After 15 rounds of voting last week, McCarthy finally secured enough support on Saturday to take the House's top leadership role. Ultimately, McCarthy wound up with 216 votes in his favor (with New York Democratic Rep. Hakeem Jeffries getting 212 votes and six lawmakers, all Republicans, voting present.)

His win happened after some GOP "never Kevins"—including vocal McCarthy opponents Reps. Matt Gaetz (Fla.), Lauren Boebert (Colo.), Bob Good (Va.), and Andy Biggs (Ariz.)—compromised by voting present instead of no. Meanwhile, other Republicans who had been holding out were seemingly swayed by pressure from McCarthy and other colleagues plus more compromises on the House Republican rules package, which will be up for consideration today.

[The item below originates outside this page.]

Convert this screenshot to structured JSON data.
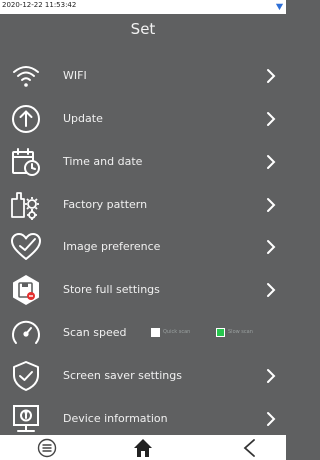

Some of the process changes in the new rules seem to be undoubtedly good. For instance, the rules would require a three-fifths vote for any federal income tax rate increases and say lawmakers must have at least 72 hours to look over a bill before it's voted upon.

In addition, "House Republicans plan to make it much more difficult to win earmarks," notes The New York Times. "They also intend to make it much easier to cut spending and to force offsets in spending elsewhere to compensate for increases, a plan certain to encounter resistance from Democrats. And they want to couple any increase in the federal debt limit with corresponding federal spending cuts."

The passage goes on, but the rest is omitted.